Mame placed the backs of her hands on her hips, breathed inward like a soprano testing her diaphragm, and leaned against a wooden spool-case.
"It is rainin' like sixty, ain't it? Say, can you beat it? Watch the old man put Myrtle out in the aisle at the mackintosh-table—there! Didn't I tell you! Gee! I bet she could chew a diamond, she's so mad."
"She ain't as mad as me; but I'm going to wear my tan if it gets soaked."
Tillie sold a packet of needles and regarded the patch of window with a worried pucker on her small, wren-like face.
"Honest, ain't it a joke, Til?—you havin' the nerve to answer that ad and all!

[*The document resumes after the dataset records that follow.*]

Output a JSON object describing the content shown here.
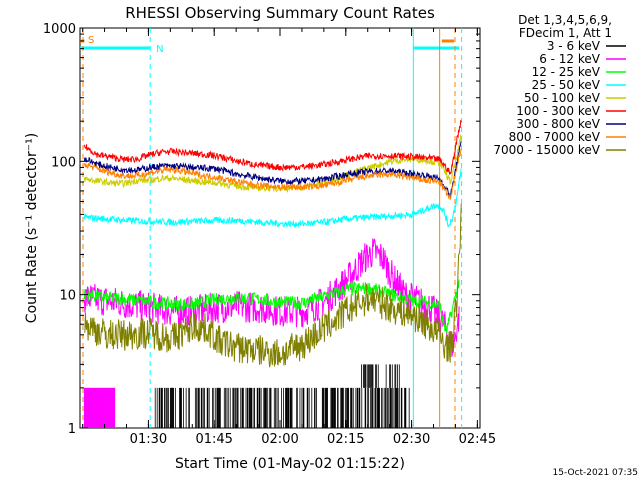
{
  "chart_data": {
    "type": "line",
    "title": "RHESSI Observing Summary Count Rates",
    "xlabel": "Start Time (01-May-02 01:15:22)",
    "ylabel": "Count Rate (s⁻¹ detector⁻¹)",
    "yscale": "log",
    "ylim": [
      1,
      1000
    ],
    "xlim_minutes": [
      0,
      87
    ],
    "y_ticks": [
      {
        "value": 1,
        "label": "1"
      },
      {
        "value": 10,
        "label": "10"
      },
      {
        "value": 100,
        "label": "100"
      },
      {
        "value": 1000,
        "label": "1000"
      }
    ],
    "x_ticks": [
      {
        "t": 14.6,
        "label": "01:30"
      },
      {
        "t": 29.6,
        "label": "01:45"
      },
      {
        "t": 44.6,
        "label": "02:00"
      },
      {
        "t": 59.6,
        "label": "02:15"
      },
      {
        "t": 74.6,
        "label": "02:30"
      },
      {
        "t": 89.6,
        "label": "02:45"
      }
    ],
    "legend": {
      "placement": "right",
      "header": [
        "Det 1,3,4,5,6,9,",
        "FDecim 1, Att 1"
      ]
    },
    "series": [
      {
        "name": "3 - 6 keV",
        "color": "#000000",
        "style": "sparse",
        "points": [
          [
            16,
            1.5
          ],
          [
            20,
            1.6
          ],
          [
            25,
            1.5
          ],
          [
            30,
            1.6
          ],
          [
            35,
            1.5
          ],
          [
            40,
            1.5
          ],
          [
            50,
            1.4
          ],
          [
            55,
            1.5
          ],
          [
            60,
            1.6
          ],
          [
            65,
            2.0
          ],
          [
            70,
            1.6
          ],
          [
            75,
            1.5
          ]
        ]
      },
      {
        "name": "6 - 12 keV",
        "color": "#ff00ff",
        "points": [
          [
            0,
            9.5
          ],
          [
            5,
            9
          ],
          [
            10,
            8.5
          ],
          [
            15,
            8
          ],
          [
            20,
            7.5
          ],
          [
            25,
            7.5
          ],
          [
            30,
            8
          ],
          [
            35,
            8.2
          ],
          [
            40,
            8
          ],
          [
            45,
            7.5
          ],
          [
            50,
            7.5
          ],
          [
            55,
            9
          ],
          [
            60,
            13
          ],
          [
            64,
            19
          ],
          [
            66,
            21
          ],
          [
            68,
            19
          ],
          [
            70,
            14
          ],
          [
            73,
            10
          ],
          [
            76,
            9
          ],
          [
            79,
            8
          ],
          [
            82,
            6
          ],
          [
            84,
            4
          ],
          [
            85.5,
            7
          ]
        ]
      },
      {
        "name": "12 - 25 keV",
        "color": "#00ff00",
        "points": [
          [
            0,
            10
          ],
          [
            5,
            9.5
          ],
          [
            10,
            9.2
          ],
          [
            15,
            8.8
          ],
          [
            20,
            8.5
          ],
          [
            25,
            8.5
          ],
          [
            30,
            9.2
          ],
          [
            35,
            9.5
          ],
          [
            40,
            9.2
          ],
          [
            45,
            8.7
          ],
          [
            50,
            8.7
          ],
          [
            55,
            9.8
          ],
          [
            60,
            11
          ],
          [
            65,
            11.2
          ],
          [
            70,
            10
          ],
          [
            75,
            9
          ],
          [
            78,
            8.8
          ],
          [
            81,
            8.3
          ],
          [
            82.5,
            5.2
          ],
          [
            84,
            8
          ],
          [
            85.5,
            13
          ]
        ]
      },
      {
        "name": "25 - 50 keV",
        "color": "#00ffff",
        "points": [
          [
            0,
            38
          ],
          [
            5,
            37
          ],
          [
            10,
            36
          ],
          [
            15,
            35.5
          ],
          [
            20,
            35
          ],
          [
            25,
            35.5
          ],
          [
            30,
            36
          ],
          [
            35,
            36
          ],
          [
            40,
            35
          ],
          [
            45,
            34
          ],
          [
            50,
            34
          ],
          [
            55,
            35
          ],
          [
            60,
            37
          ],
          [
            65,
            38
          ],
          [
            70,
            39
          ],
          [
            75,
            40
          ],
          [
            78,
            44
          ],
          [
            80,
            47
          ],
          [
            81,
            46
          ],
          [
            82,
            42
          ],
          [
            83,
            33
          ],
          [
            84,
            38
          ],
          [
            85,
            55
          ],
          [
            86,
            90
          ]
        ]
      },
      {
        "name": "50 - 100 keV",
        "color": "#cccc00",
        "points": [
          [
            0,
            74
          ],
          [
            3,
            71
          ],
          [
            6,
            69
          ],
          [
            9,
            68
          ],
          [
            12,
            72
          ],
          [
            15,
            72
          ],
          [
            18,
            75
          ],
          [
            21,
            74
          ],
          [
            24,
            72
          ],
          [
            27,
            70
          ],
          [
            30,
            69
          ],
          [
            35,
            65
          ],
          [
            40,
            63
          ],
          [
            45,
            63
          ],
          [
            50,
            64
          ],
          [
            55,
            70
          ],
          [
            60,
            80
          ],
          [
            65,
            90
          ],
          [
            70,
            100
          ],
          [
            75,
            105
          ],
          [
            78,
            102
          ],
          [
            81,
            97
          ],
          [
            82.5,
            80
          ],
          [
            83.5,
            70
          ],
          [
            85,
            110
          ],
          [
            86,
            160
          ]
        ]
      },
      {
        "name": "100 - 300 keV",
        "color": "#ff0000",
        "points": [
          [
            0,
            130
          ],
          [
            3,
            112
          ],
          [
            6,
            108
          ],
          [
            9,
            103
          ],
          [
            12,
            104
          ],
          [
            15,
            112
          ],
          [
            18,
            118
          ],
          [
            21,
            118
          ],
          [
            24,
            115
          ],
          [
            27,
            113
          ],
          [
            30,
            110
          ],
          [
            35,
            100
          ],
          [
            40,
            93
          ],
          [
            45,
            90
          ],
          [
            50,
            91
          ],
          [
            55,
            95
          ],
          [
            60,
            103
          ],
          [
            65,
            110
          ],
          [
            70,
            110
          ],
          [
            75,
            108
          ],
          [
            78,
            106
          ],
          [
            81,
            103
          ],
          [
            82.5,
            90
          ],
          [
            83.5,
            80
          ],
          [
            85,
            150
          ],
          [
            86,
            210
          ]
        ]
      },
      {
        "name": "300 - 800 keV",
        "color": "#000080",
        "points": [
          [
            0,
            105
          ],
          [
            3,
            95
          ],
          [
            6,
            90
          ],
          [
            9,
            87
          ],
          [
            12,
            86
          ],
          [
            15,
            90
          ],
          [
            18,
            92
          ],
          [
            21,
            92
          ],
          [
            24,
            90
          ],
          [
            27,
            89
          ],
          [
            30,
            88
          ],
          [
            35,
            80
          ],
          [
            40,
            75
          ],
          [
            45,
            71
          ],
          [
            50,
            71
          ],
          [
            55,
            74
          ],
          [
            60,
            80
          ],
          [
            65,
            84
          ],
          [
            70,
            85
          ],
          [
            75,
            80
          ],
          [
            78,
            78
          ],
          [
            81,
            74
          ],
          [
            82.5,
            62
          ],
          [
            83.5,
            55
          ],
          [
            85,
            100
          ],
          [
            86,
            140
          ]
        ]
      },
      {
        "name": "800 - 7000 keV",
        "color": "#ff8000",
        "points": [
          [
            0,
            95
          ],
          [
            3,
            88
          ],
          [
            6,
            82
          ],
          [
            9,
            78
          ],
          [
            12,
            78
          ],
          [
            15,
            82
          ],
          [
            18,
            86
          ],
          [
            21,
            86
          ],
          [
            24,
            82
          ],
          [
            27,
            78
          ],
          [
            30,
            76
          ],
          [
            35,
            70
          ],
          [
            40,
            66
          ],
          [
            45,
            64
          ],
          [
            50,
            64
          ],
          [
            55,
            66
          ],
          [
            60,
            72
          ],
          [
            65,
            78
          ],
          [
            70,
            80
          ],
          [
            75,
            75
          ],
          [
            78,
            72
          ],
          [
            81,
            70
          ],
          [
            82.5,
            58
          ],
          [
            83.5,
            52
          ],
          [
            85,
            95
          ],
          [
            86,
            130
          ]
        ]
      },
      {
        "name": "7000 - 15000 keV",
        "color": "#808000",
        "points": [
          [
            0,
            6
          ],
          [
            5,
            5
          ],
          [
            10,
            5
          ],
          [
            15,
            5.2
          ],
          [
            20,
            4.7
          ],
          [
            25,
            5.8
          ],
          [
            28,
            5.5
          ],
          [
            31,
            4.4
          ],
          [
            35,
            4.0
          ],
          [
            40,
            3.8
          ],
          [
            45,
            3.6
          ],
          [
            50,
            4.3
          ],
          [
            55,
            5.7
          ],
          [
            60,
            7.6
          ],
          [
            65,
            9.5
          ],
          [
            70,
            8
          ],
          [
            75,
            7
          ],
          [
            78,
            6
          ],
          [
            81,
            5
          ],
          [
            82,
            4.2
          ],
          [
            83.5,
            4
          ],
          [
            85,
            9
          ],
          [
            86,
            50
          ]
        ]
      }
    ],
    "flag_bars": [
      {
        "label": "S",
        "color": "#ff8000",
        "segments": [
          [
            -1,
            0
          ]
        ]
      },
      {
        "label": "N",
        "color": "#00ffff",
        "segments": [
          [
            -1,
            15
          ],
          [
            75,
            85.5
          ]
        ]
      }
    ],
    "markers": [
      {
        "t": 15,
        "color": "#00ffff",
        "dashed": true
      },
      {
        "t": 75,
        "color": "#00ffff",
        "dashed": false
      },
      {
        "t": 81,
        "color": "#ff8000",
        "dashed": false
      },
      {
        "t": 84.5,
        "color": "#ff8000",
        "dashed": true
      },
      {
        "t": 86,
        "color": "#00ffff",
        "dashed": true
      }
    ],
    "legend_swatch_color_note": "see series colors"
  },
  "timestamp": "15-Oct-2021 07:35"
}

You better be pretty white to me, or I'll snitch! I'll tell Angie you're writin' pink notes to Box 25, Evenin' News—Mr. Box 25! Say, can you beat it!"
Mame laughed in her throat, smoothed her frizzed blonde hair, sold a paper of pins and an emery heart.
"Like fun you'll tell Angie! I got it all fixed to tell her I'm going to the picture-show with you and George to-night."
"Before I'd let a old grouch like her lord it over me! It ain't like she was your sister or relation, or something—but just because you live together. Nix on that for mine."
"She don't think a girl's got a right to be young or nothin'! Look at me—a regular stick-at-home. Gee! a girl's got to have something."
"Sure she does! Ain't that what I've been tryin' to preach to you ever since we've been chumming together? You ain't a real old maid yet—you got real takin' ways about you and all; you ought to be havin' a steady of your own."